Olaratumab Continues to Progress in Treatment of Soft Tissue Sarcoma
The FDA granted olaratumab a priority review for some people with advanced soft tissue sarcoma (STS).
BY Jason M. Broderick
PUBLISHED May 06, 2016
Olaratumab, a PDGFRα antagonist, was granted a priority review by the FDA for use in combination with doxorubicin for patients not eligible for radiotherapy or surgery with advanced soft tissue sarcoma (STS).
The biologics license application (BLA) for olaratumab was based on data from the phase 2 JGDG trial, in which combining olaratumab with doxorubicin reduced the risk of death by 54 percent versus doxorubicin alone in patients with STS. The median overall survival (OS) in the intent-to-treat population (129 patients) was 11.8 months higher with the olaratumab combination versus doxorubicin alone.
The FDA previously granted olaratumab a breakthrough therapy designation in STS. Under the priority designation, the BLA for olaratumab will be reviewed by the FDA within six months, compared with the standard 10-month review.
“We are encouraged that the FDA has granted priority review for olaratumab as a potential treatment for advanced soft tissue sarcoma,” Richard Gaynor, senior vice president, Product Development and Medical Affairs, for Lilly Oncology, the manufacturer of the drug, said in a statement. “We are hopeful that, if approved, olaratumab will provide a meaningful addition to the limited treatment options for this rare and difficult-to-treat disease."

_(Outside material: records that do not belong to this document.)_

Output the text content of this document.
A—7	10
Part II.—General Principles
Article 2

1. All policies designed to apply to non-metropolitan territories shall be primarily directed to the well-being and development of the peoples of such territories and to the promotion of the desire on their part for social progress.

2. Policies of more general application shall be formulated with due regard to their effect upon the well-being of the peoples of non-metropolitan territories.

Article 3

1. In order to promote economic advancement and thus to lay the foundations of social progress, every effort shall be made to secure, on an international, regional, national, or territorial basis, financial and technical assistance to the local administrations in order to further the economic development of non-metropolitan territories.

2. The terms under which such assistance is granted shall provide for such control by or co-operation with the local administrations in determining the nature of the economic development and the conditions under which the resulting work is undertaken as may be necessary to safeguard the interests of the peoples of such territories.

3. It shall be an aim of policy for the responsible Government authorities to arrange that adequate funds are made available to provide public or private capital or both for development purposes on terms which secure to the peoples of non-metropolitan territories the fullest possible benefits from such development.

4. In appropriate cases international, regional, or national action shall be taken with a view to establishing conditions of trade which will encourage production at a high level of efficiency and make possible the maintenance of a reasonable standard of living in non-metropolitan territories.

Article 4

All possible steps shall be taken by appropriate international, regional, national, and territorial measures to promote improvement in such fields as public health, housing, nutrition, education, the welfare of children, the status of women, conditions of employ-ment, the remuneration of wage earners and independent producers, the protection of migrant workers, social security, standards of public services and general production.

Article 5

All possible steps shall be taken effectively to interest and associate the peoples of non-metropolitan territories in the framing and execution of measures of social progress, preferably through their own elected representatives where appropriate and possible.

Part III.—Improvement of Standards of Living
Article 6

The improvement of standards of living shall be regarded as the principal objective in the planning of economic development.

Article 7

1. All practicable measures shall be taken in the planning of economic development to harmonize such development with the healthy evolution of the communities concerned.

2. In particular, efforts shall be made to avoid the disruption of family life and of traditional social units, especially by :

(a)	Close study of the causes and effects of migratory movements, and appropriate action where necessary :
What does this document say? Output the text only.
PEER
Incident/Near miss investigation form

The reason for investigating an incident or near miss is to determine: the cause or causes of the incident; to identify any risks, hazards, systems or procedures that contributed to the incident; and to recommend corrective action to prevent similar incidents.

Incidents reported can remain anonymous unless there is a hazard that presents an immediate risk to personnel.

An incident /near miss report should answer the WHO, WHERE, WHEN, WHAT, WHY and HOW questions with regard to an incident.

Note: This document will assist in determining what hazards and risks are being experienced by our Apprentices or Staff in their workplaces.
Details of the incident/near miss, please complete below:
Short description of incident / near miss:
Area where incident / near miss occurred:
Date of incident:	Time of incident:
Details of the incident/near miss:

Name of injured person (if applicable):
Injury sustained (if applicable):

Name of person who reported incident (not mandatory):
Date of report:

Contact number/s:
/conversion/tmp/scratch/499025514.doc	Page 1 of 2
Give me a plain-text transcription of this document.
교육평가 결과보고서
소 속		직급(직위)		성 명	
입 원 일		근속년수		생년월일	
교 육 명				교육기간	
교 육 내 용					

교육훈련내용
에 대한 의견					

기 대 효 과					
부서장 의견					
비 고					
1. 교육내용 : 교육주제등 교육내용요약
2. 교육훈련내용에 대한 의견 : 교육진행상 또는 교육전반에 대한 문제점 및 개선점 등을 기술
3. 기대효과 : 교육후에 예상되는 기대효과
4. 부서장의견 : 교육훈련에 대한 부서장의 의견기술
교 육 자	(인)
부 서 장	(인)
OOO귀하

The human IgG1 monoclonal antibody olaratumab binds to PDGFRα and blocks the PDGF-AA, PDGF-BB, and PDGF-CC ligands from binding to the receptor, according Lilly.
The pivotal, open-label phase 2 JGDG study included 133 patients with advanced STS that was not amenable to surgery or radiotherapy. Eligible patients had to have an ECOG performance status less than two and available tumor tissue to determine PDGFRα status. Patients could not have received prior anthracyclines, but previous treatment was allowed. Patients were stratified by PDGFRα status, lines of prior treatment, ECOG PS, and disease histology. Patient characteristics were well balanced between the arms. By a small margin, there were more females who received the combination.
Patients were randomized 1-1 to receive 75 mg/m2 of doxorubicin on day one for eight cycles (21 days; 67 patients) or the combination of the same doxorubicin regimen with 15 mg/kg of olaratumab on days one and eight for eight cycles (21 days; 66 patients). As in the phase 1 trial, patients could receive dexrazoxane during cycles five through eight at the investigator’s discretion prior to doxorubicin on day one.
Following eight cycles, patients on the doxorubicin arm were able to receive olaratumab monotherapy after progression, while patients on the combination arm received the olaratumab monotherapy until progression.
The primary outcome measure was progression-free survival (PFS), with secondary endpoints including OS, objective response rate (ORR), and PFS at three months.
Evaluable patients in the olaratumab arm (64 patients) received a median of seven infusions of doxorubicin (range, one through eight), 16.5 infusions of olaratumab (range, one through 83), and five infusions of olaratumab monotherapy post-combination (range, one through 68). Patients on the doxorubicin arm who were evaluable (65 patients) received a median of four infusions (range, one through eight). In total, 30 patients on this arm received olaratumab post-progression and received a median number of four infusions (range, one through 60).
The addition of olaratumab reduced the risk of disease progression by 33 percent versus doxorubicin alone. Median PFS was 6.6 versus 4.1 months, respectively. Median OS was 26.5 months with the combination versus 14.7 months with doxorubicin alone. ORR was 18.2 percent in the combination arm compared with 11.9 percent in the doxorubicin arm.
There were six grade 3 adverse events (AEs) that were observed in at least 5 percent of the population: neutropenia, anemia, febrile neutropenia, fatigue, thrombocytopenia and infections. Three of these AEs occurred at a significantly higher rate in the combination arm compared with the doxorubicin arm: neutropenia (51.5 percent vs 33.8 percent), anemia (12.5 percent vs 7.7 percent) and fatigue (9.4 percent vs 3.1 percent).
Based on the positive phase 2 data, the olaratumab/doxorubicin combination is being compared with doxorubicin alone in the ongoing phase 3 ANNOUNCE trial (NCT02451943).